Music

Whether students desire a career in music or want to pursue their own love of the art, the Department of Music offers courses in theory and composition, in the history and current trends of both Western and non-Western music, and lessons in performance. All students, regardless of musical background, are welcome in any course unless a prerequisite or permission of instructor is indicated (as for certain theory courses).

The Department offers a variety of courses (MUSA1100, MUSA1200, MUSA1300) that satisfy the University Core requirement in the Arts and that serve as introductions to the various areas of musical knowledge. MUSA1100 Fundamentals of Music Theory focuses on technical aspects of the language of music and serves as a prerequisite to Harmony and further upper level courses in theory and composition, such as Chromatic Harmony, and Counterpoint, as well as Jazz Harmony, Tonal Composition, and the Seminar in Composition. MUSA1200 Introduction to Music offers a broad survey of music history and styles of music, while upper level courses focus on various periods of Western music history (Middle Ages, Renaissance, Baroque, Classical Era, Romantic Era, Modern Era), the historical development of various genres (Opera, Symphony, Keyboard Music, Dance), or the contributions of various individual composers (Monteverdi, Bach, Beethoven, Brahms). MUSA1300 History of Popular Music in the U.S. offers a socio-historical approach to the broad history and context of popular music; upper level cross-cultural courses deal with popular traditions (such as Irish Folk Music, Music in America, History of Jazz, Hip-Hop, the Beatles) and world music. In world music, MUSA1320 Introduction to Musics of the World, MUSA2303 Afro-Brazilian Music, MUSA2304 Musics of India, MUSA2306 Musics of Africa, MUSA2307 Musics of Asia, and MUSA2309 Music and Culture in the Middle East satisfy the Cultural Diversity requirement of the Core but not the University Core requirement in the Arts.

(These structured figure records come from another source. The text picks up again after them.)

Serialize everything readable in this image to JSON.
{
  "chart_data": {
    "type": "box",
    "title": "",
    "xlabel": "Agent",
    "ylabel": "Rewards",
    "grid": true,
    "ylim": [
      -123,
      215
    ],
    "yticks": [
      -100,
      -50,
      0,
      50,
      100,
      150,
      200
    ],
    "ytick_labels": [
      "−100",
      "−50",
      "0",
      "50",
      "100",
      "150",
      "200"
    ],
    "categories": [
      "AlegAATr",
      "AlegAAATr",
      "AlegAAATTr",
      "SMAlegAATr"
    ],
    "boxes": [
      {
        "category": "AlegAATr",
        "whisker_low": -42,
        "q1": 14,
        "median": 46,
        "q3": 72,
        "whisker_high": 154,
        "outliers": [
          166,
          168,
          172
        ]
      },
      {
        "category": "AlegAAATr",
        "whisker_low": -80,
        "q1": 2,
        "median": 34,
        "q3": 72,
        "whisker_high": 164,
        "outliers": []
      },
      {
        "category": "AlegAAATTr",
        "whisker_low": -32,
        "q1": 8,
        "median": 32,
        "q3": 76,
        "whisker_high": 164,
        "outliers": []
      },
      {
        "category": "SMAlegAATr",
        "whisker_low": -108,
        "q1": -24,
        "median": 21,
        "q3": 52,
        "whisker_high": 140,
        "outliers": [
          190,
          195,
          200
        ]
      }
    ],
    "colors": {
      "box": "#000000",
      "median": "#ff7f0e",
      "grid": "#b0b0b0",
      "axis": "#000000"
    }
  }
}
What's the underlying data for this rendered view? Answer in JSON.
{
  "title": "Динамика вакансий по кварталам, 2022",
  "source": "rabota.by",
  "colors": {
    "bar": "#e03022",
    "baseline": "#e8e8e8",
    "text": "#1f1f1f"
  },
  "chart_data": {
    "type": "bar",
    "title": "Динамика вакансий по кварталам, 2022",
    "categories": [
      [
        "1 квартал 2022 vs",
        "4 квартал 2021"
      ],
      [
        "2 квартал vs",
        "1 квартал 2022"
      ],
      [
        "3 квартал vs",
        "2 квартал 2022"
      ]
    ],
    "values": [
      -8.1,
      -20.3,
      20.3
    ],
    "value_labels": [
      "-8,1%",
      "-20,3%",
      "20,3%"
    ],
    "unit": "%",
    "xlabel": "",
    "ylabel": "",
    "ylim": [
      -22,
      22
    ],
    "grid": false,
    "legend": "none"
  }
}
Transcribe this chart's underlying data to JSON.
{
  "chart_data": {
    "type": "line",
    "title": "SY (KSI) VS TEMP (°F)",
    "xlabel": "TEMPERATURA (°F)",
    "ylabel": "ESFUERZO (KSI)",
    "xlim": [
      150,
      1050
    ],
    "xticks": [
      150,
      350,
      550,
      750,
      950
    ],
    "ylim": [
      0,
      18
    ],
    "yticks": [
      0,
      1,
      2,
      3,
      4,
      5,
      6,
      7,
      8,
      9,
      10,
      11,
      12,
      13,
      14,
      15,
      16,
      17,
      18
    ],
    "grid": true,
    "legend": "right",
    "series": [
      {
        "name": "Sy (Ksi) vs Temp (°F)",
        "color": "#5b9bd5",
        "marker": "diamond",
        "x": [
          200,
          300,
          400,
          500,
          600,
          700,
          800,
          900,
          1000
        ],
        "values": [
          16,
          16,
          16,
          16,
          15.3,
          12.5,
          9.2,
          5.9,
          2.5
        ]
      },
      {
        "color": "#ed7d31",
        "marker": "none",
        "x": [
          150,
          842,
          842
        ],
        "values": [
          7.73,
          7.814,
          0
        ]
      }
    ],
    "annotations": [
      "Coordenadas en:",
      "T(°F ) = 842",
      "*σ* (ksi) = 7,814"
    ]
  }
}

For the music major, a liberal arts framework offers a broader outlook than that of a conservatory or a school of music. In a liberal arts framework, students encounter historical, theoretical, cultural, ethnographic, and performance perspectives on music. The student majoring in music at Boston College may find employment in teaching, communications, arts administration, liturgical music or may major in music simply to provide a firm discipline for the mind or a source of lifelong enjoyment. Some students plan to go on to graduate school or a conservatory to become professional performers, composers, musicologists, ethnomusicologists, or educators. Within the major, all students receive a common base of knowledge with a specialization at higher levels in such areas as composition, performance, music history, or cross-cultural studies. A grounding, not only in the traditional musical skills of Western art music, but also knowledge of American music and of the traditions of other cultures, is considered indispensable.